Bothersome by Robin Densmore Fuson
Insomnia plagues me. One
symptoms of fibromyalgia is the body doesn’t rejuvenate and heal during sleep
the same as unaffected bodies do. Tiredness and sleepiness are a constant
ailment. To help get me into the restful place where sleep can happen, I listen
to the Bible throughout the night.
Every night for the last
five years, my mind settles down in the scriptures. I get to listen to familiar
stories of people and their struggles and their rejoicing.
Until two nights ago.
I woke to silence. It was
still dark. The sun hadn’t started its rise over the horizon. I opened the app
and saw an empty screen. Black, because I have it on night vision. I restarted
the app. Nope. Still no words on the screen. I restarted my phone. Nothing
worked. So, I turned on praise music softly so I wouldn’t get all excited and
want to raise my voice and my hands in praise.
Though difficult, I
managed to rest before my alarm sounded.
This bothersome issue
made me think how life would be if I couldn’t get it fixed. Or worse, what if
all the Bible programs on the internet went down?
I own numerous Bibles.
What would happen if Bibles got banned and confiscated? What if there was a
huge book burning and they forced me to relinquish my copies of God’s precious
love story to me, you, and all of us?
Would I yield? Give one
and hide the others? Hide one small version of sixty-six books? Did I possess,
deep inside me, the courage to say, “No!

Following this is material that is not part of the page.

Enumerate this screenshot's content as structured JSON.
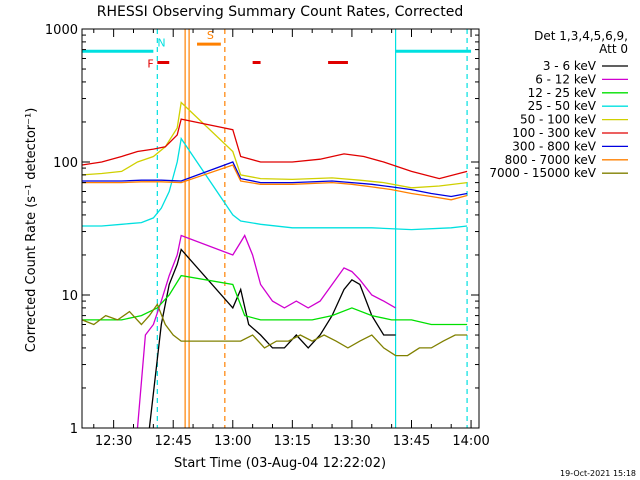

No, you can’t have any of my Bibles!”
I want to be the one to
take a stand. I want to be the person who knows, without a doubt, God’s Word is
a principal player in my life. I need His Word like I need water and air.
Prayer and His Word sustain me.
I have many passages
memorized and I know what others say. I know the stories and events. But that’s
not enough. I want His Word to penetrate my soul every day. Aren’t we supposed
to meditate and memorize His Word? God’s Word is alive and He speaks to me
through His Word.
I am who I am because of
His Word and because of my relationship with Him. Every day, all throughout the
day, I speak to Him. He speaks back through His Spirit and His Word. We have a
relationship. So why would I allow His Word taken out of my life?
I can’t. I would fight if
someone tried to take my husband or another family member away. His Word is as
important. I can’t live without the Lord and His Word.
What do you think? How do
you feel?
I have hidden your word
in my heart, that I might not sin against you (Psalm 119:11 nlt).
Your word is a lamp to
guide my feet and a light to guide my path (Psalm 119:105 nlt).